Inclusion and Exclusion Criteria


Inclusion
  1. current major depressive episode
  2. symptom severity score of 17 or more on the 17-item Hamilton Depression Rating Scale (HAM-D), with item #1 ≥ 2.
Exclusion
  1. Bipolar Disorder
  2. any psychotic symptoms (e.g. depression with psychotic features or an Axis I psychotic illness)
  3. dementia
  4. delirium
  5. substance-related disorders,
  6. eating disorders,
  7. cluster A or B Axis II disorders
  8. treatment with electroconvulsive therapy (ECT) in the prior six months
  9. any past history of craniotomy, skull fracture, seizures, or significant neurological illness
  10. past history of suicidal intent, plan, or attempt. The development of active suicidal ideation during the study was a criterion for unblinding and initiating open-label treatment.

Identical criteria were employed in both the fluoxetine and venlafaxine trial groups [10].

Table 2.

Summary of Statistical Measures


Model Sensitivity Specificity PPV NPV γ
HAM-D CART-F and V 0.73 1 1 0.786 0.73
HAM-D CART-Pbo 1 0.47 0.47 1 0.47
QEEG CART- F and V 0.85 1 1 0.86 0.85
QEEG CART-F 0.71 1 1 0.75 0.71
QEEG CART-V 0.83 1 1 0.86 0.83
QEEG CART-Pbo 0.9 0.75 0.69 0.92 0.65

F = fluoxetine, V = venlafaxine, Pbo = placebo, PPV = positive predictive value, NPV = negative predictive value, γ = Youden’s index γ.

A total of 51 patients completed the protocols and were examined for the present report (24 from the fluoxetine vs placebo trial, and 27 from the venlafaxine vs placebo trial), and had been the subject of our previous report on early physiologic changes [10]. Groups (Placebo, Fluoxetine, and Venlafaxine) were comparable at pretreatment baseline on demographic and clinical parameters. We defined clinical response as reduction in final depression severity to a HAM-D score of ≤10 points. The two studies had similar drop-out rates, as well as response rates to medication and placebo. Because of the high degree of comparability of the patients from two trials, data could be pooled.

Experimental Procedures

Fluoxetine and Venlafaxine Treatment Trial Designs

The nine-week protocol employed two phases. Patients first entered a one-week, single-blind placebo lead-in phase. Patients who failed to meet study entry criteria at the end of lead-in (e.g., because of intolerable side effects to placebo, or a strong placebo response (no longer meeting inclusion criteria)) were removed from the protocol and were referred for open-label treatment. Patients eligible to continue in the protocol entered a double-blind phase and were randomized to receive 8 weeks of either placebo or active medication (fluoxetine 20 mg po QD in the first protocol or venlafaxine 150 mg po QD in the second) dispensed in identical capsules. Patients receiving fluoxetine were given 20 mg/d and continued at that dose for the 8 weeks; patients receiving venlafaxine began at 37.5 mg/d, increased over a week to 150 mg/d, and then continued at that dose for the remaining 7 weeks. To preserve blinding, placebo “dose” was escalated in that trial.

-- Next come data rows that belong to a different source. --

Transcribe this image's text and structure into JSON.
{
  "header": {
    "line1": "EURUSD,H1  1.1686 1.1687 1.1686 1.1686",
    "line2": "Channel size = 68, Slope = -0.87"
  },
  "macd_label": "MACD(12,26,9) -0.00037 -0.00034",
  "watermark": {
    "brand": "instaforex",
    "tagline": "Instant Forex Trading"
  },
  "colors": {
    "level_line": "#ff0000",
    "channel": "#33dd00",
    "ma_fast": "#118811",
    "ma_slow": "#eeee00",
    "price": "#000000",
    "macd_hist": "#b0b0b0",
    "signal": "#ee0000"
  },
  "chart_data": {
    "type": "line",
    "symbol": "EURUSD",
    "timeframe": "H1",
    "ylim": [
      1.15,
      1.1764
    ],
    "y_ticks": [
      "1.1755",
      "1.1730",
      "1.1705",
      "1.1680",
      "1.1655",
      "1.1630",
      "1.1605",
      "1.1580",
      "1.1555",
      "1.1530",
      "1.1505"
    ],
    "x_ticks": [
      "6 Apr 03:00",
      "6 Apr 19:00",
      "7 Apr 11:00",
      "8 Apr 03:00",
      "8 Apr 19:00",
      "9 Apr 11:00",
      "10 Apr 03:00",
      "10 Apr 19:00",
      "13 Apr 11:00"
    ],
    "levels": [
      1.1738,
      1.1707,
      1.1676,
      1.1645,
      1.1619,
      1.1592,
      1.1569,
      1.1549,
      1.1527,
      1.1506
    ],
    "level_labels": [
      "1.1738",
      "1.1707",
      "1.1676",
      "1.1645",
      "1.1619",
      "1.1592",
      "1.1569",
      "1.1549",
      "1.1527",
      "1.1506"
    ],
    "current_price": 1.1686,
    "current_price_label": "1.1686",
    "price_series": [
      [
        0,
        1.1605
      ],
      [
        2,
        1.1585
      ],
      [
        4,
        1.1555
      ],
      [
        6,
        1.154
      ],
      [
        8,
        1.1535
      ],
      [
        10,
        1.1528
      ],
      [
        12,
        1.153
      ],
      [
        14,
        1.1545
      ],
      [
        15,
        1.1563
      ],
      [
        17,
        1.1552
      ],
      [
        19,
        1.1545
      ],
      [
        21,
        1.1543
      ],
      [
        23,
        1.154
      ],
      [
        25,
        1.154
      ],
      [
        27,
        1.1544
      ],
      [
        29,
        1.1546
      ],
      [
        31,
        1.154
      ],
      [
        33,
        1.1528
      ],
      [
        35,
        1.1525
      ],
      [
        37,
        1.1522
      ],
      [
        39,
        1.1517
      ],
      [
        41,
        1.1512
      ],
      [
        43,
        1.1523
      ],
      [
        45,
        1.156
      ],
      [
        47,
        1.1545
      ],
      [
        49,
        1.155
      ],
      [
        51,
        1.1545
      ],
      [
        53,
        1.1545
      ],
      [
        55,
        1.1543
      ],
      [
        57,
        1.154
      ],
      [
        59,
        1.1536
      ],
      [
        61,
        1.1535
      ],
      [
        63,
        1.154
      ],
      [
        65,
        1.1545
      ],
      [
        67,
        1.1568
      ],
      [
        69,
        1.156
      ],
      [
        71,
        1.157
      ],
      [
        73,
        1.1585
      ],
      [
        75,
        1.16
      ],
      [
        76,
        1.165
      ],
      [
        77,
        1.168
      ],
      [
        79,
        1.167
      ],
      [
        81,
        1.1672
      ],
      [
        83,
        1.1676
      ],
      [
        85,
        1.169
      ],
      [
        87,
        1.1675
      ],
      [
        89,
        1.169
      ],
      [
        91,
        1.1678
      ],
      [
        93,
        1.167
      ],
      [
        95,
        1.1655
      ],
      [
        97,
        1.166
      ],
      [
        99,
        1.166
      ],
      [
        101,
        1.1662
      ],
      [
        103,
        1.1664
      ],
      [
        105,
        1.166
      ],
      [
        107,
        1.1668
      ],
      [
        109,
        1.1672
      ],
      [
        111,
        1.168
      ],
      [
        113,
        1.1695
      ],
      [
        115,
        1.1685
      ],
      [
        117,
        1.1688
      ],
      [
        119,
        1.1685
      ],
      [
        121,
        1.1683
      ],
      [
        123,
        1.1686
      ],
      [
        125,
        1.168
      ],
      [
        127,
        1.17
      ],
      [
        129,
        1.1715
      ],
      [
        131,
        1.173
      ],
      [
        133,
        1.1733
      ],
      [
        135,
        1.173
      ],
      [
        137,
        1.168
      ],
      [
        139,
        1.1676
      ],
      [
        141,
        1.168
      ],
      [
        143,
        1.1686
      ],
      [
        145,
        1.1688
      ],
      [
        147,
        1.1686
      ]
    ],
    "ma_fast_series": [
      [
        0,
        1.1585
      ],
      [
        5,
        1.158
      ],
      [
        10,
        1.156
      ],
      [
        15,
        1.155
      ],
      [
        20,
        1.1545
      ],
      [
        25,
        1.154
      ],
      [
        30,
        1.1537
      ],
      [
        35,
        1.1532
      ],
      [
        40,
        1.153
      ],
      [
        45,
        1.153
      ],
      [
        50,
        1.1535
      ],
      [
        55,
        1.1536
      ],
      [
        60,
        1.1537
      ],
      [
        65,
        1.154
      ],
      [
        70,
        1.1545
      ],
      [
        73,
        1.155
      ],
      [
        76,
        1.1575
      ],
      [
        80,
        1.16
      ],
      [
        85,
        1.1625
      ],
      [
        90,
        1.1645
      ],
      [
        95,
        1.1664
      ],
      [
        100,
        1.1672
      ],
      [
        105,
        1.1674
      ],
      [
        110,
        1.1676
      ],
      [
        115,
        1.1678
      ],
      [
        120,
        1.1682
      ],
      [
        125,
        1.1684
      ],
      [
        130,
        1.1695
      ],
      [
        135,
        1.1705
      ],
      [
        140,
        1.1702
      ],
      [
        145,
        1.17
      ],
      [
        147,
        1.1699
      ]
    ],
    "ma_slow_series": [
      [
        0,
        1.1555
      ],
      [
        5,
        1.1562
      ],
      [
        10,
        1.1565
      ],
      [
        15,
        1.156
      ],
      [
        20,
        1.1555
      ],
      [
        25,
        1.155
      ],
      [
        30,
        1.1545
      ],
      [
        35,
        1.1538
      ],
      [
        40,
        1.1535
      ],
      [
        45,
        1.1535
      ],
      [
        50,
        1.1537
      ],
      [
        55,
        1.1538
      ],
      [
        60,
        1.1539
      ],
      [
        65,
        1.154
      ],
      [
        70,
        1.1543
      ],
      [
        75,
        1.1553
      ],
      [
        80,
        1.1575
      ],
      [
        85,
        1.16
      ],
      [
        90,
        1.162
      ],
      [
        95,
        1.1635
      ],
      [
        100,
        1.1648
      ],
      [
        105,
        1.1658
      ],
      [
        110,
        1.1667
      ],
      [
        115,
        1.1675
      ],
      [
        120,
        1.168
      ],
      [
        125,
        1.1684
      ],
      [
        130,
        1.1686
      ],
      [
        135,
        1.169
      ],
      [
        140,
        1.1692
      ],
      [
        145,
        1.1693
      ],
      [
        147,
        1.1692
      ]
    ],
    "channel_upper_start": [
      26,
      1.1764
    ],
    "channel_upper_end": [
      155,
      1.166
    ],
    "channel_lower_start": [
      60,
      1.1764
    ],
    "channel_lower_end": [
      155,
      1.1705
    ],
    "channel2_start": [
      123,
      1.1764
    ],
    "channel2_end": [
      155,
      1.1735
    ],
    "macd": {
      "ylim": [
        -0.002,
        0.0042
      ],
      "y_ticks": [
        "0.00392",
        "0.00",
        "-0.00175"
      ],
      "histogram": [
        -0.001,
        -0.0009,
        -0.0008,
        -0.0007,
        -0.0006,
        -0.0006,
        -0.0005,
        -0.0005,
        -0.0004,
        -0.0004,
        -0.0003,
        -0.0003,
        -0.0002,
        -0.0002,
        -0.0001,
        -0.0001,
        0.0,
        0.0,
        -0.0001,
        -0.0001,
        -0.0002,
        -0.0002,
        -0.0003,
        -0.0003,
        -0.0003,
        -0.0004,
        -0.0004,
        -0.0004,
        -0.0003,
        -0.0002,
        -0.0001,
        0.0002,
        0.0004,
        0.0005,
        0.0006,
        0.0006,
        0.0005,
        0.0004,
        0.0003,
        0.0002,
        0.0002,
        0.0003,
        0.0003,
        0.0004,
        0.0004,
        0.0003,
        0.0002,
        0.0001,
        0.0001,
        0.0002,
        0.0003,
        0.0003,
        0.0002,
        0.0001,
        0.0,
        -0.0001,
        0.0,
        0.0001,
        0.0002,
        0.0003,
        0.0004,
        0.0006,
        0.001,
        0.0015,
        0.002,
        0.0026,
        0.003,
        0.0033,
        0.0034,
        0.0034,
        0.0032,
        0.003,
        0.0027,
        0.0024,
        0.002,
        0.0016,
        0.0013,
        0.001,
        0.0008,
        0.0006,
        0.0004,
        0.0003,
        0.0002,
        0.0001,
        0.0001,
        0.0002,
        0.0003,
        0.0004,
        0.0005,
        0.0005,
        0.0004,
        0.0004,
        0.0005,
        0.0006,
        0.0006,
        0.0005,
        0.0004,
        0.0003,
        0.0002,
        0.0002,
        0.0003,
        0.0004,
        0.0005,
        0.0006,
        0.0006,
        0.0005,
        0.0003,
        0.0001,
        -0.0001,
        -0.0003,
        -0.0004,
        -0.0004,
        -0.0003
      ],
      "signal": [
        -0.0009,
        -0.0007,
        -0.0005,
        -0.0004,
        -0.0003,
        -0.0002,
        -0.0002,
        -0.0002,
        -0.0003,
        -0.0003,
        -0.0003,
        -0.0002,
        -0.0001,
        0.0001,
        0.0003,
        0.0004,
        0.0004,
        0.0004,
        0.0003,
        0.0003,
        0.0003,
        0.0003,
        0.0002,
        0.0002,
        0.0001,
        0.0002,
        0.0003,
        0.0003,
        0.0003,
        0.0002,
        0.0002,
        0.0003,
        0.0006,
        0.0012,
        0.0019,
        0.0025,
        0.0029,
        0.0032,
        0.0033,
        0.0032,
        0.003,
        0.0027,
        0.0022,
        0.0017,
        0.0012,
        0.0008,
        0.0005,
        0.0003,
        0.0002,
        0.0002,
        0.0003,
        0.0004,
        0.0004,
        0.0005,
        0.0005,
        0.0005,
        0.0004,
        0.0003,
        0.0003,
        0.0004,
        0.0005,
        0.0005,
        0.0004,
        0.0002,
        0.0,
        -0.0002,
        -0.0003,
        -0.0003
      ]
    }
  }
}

All patients received brief sessions of supportive psychotherapy during the blinded phase of the study, in order to address safety concerns about dispensing placebo alone to patients with significant depression (15-25 minutes of unstructured counseling and assistance in problem solving by a research nurse at the follow-up visits). Follow-up visits for symptom/side effect monitoring and for the supportive therapy took place at two days and at weekly intervals thereafter after the start of the double-blind phase of the study. Symptoms were monitored with a focused clinical interview, clinician rating scales (e.g., HAM-D), and self-rating scales. At the end of the 8 week double-blind phase, the blinding was broken and HAM-D scores were used to categorize patients as responders or non-responders.

QEEG Data Acquisition

QEEG recordings were obtained (a) at pretreatment baseline prior to randomization, (b) at 48 hours (after two doses of drug or placebo), and (c) after 1 week on medication or placebo, as shown in Fig. (1). Recordings were made with the QND System (Neurodata, Inc., Pasadena, CA), using procedures employed in our previous reports and summarized here. Patients were instructed to rest in the eyes-closed, maximally alert state, in a quiet room with subdued lighting. The technicians monitored the QEEG data in real-time during the recording, and re-alerted the patients every 30-45 seconds as needed to avoid drowsiness. Electrodes were placed with an electrode cap (ElectroCap, Eaton, OH) using 35 recording electrodes distributed across the head according to the International 10-20 System arrangement (Fig. 2). Data were collected using a Pz referential montage and were digitized at 256 samples/channel/sec by the QND system (bandpass filtered 0.3 - 70 Hz).

Fig. (1).

Experimental Protocol Timeline. Subjects were assessed and enrolled at “intake”, had the pretreatment baseline EEG recorded at that time, and then participated in a one week, single-blind placebo lead-in phase. Randomization to treatment modality (active medication or placebo) took place at the time marked “start of treatment”, Another EEG was recorded after 48 hours of treatment and again at 1 week. Clinical assessment to determine outcome (responder vs non-responder) took place after 8 weeks of treatment (9 weeks in study altogether). Subjects were monitored weekly during the double-blind treatment (arrows not shown) for clinical changes and adverse reactions [10].


Fig. (2).

Electrode montage. The 35 scalp electrodes from the extended International 10-20 system. Line segments denote bipolar channels used in the reattributional montage. Electrodes included in the calculation of average prefrontal cordance are Fp1, Fp2, and Fpz [14].


Fig. (3).

QEEG CART tree of fluoxetine and venlafaxine. Δ2_DA_FP1 = the change from baseline to day 2 for δ absolute score at FP1. Δ7_TZ_AF2 = the change from baseline to day 7 for θ Z score at AF2.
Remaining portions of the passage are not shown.